Bergenstal et al conducted a prospective, 12-week observational study across 10 diabetes centers in the United States to determine whether a racial difference exists in the relationship between mean glucose concentrations and A1c levels and to explain the observed differences in A1c levels between non-Hispanic black persons and non-Hispanic white persons with type 1 diabetes. The authors recruited 104 black participants and 104 participants ≥ 8 years of age who had suffered from type 1 diabetes for at least two years and presented with A1c levels between 6-12%. Investigators measured mean glucose concentrations using continuous glucose monitoring, then compared by race with A1c, glycated albumin, and fructosamine values.

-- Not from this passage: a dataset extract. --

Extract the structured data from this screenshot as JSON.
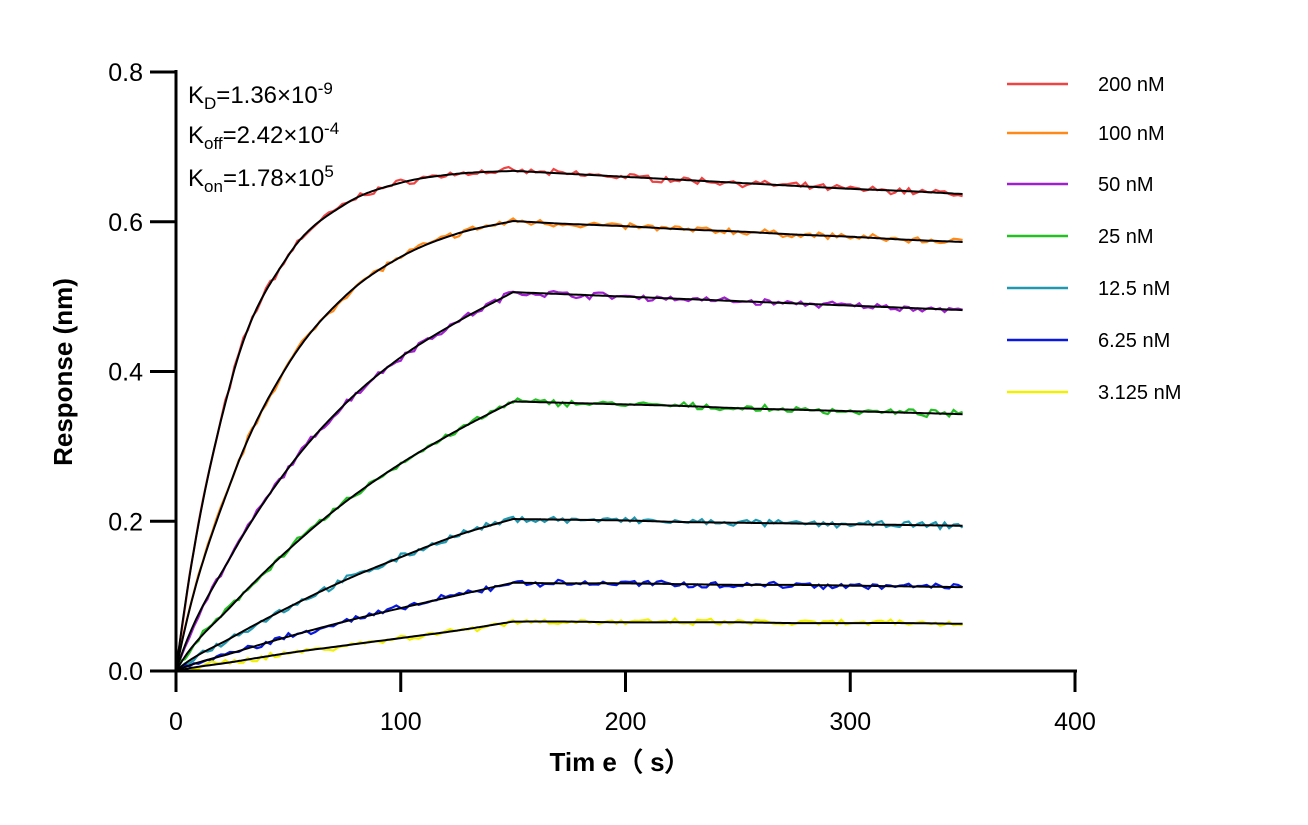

Researchers found that the mean A1c level was higher among black participants (9.1%) than white participants (8.3%), and the mean glucose concentration for a given A1c was significantly lower in black participants than in white participants (P = 0.013). This lower concentration level was reflected in mean A1c values among black participants, which were 0.4% higher than those among white participants (95% confidence interval, 0.2-0.6) for a given mean glucose concentration. However, the researchers observed no significant racial differences in the relationship of glycated albumin and fructosamine levels with the mean glucose concentration (P > 0.2 for both comparisons).


There has been a long debate about why African-American patients with diabetes exhibit a higher A1c than their white counterparts. Is it because of biological differences, or do African-Americans demonstrate higher blood glucose because they may not have the same access to care or insurance? Or is it some combination of several factors? Bergenstal et al certainly provided evidence that in addition to environmental and other socioeconomic factors, biological factors play a critically significant role in this difference. This is noteworthy because we should no longer dismiss these differences as normal and inconsequential. The findings of this study should help us provide some direction in the clinical management of certain populations. For patients with difficult-to-control diabetes, it may be essential to spend more time studying the individual blood glucose readings to help better personalize the patient’s blood glucose management. At the same time, it’s important to understand that intrapatient variability, interpatient variability, and racial variability are critical factors of which all clinicians should be aware, including the differences between black and white patients. Finally, it is important to note that there were too few participants in the study with A1c levels < 6.5% to generalize the results to such individuals.


  1. Diabetes Control and Complications Trial Research Group; Nathan DM, Genuth S, Lachin J, et al. The effect of intensive treatment of diabetes on the development and progression of long-term complications in insulin-dependent diabetes mellitus. N Engl J Med 1993;329:977-986.
  2. Intensive blood-glucose control with sulphonylureas or insulin compared with conventional treatment and risk of complications in patients with type 2 diabetes (UKPDS 33). UK Prospective Diabetes Study (UKPDS) Group. Lancet 1998;352:837-853.
  3. Wilson DM, Xing D, Cheng J, et al. Persistence of individual variations in glycated hemoglobin: Analysis of data from the Juvenile Diabetes Research Foundation Continuous Glucose Monitoring Randomized Trial. Diabetes Care 2011;34:1315-1317.
  4. Snieder H, Sawtell PA, Ross L, et al. HbA(1c) levels are genetically determined even in type 1 diabetes: Evidence from healthy and diabetic twins. Diabetes 2001;50:2858-2863.
  5. Malka R, Nathan DM, Higgins JM. Mechanistic modeling of hemoglobin glycation and red blood cell kinetics enables personalized diabetes monitoring. Sci Transl Med 2016;8:359ra130.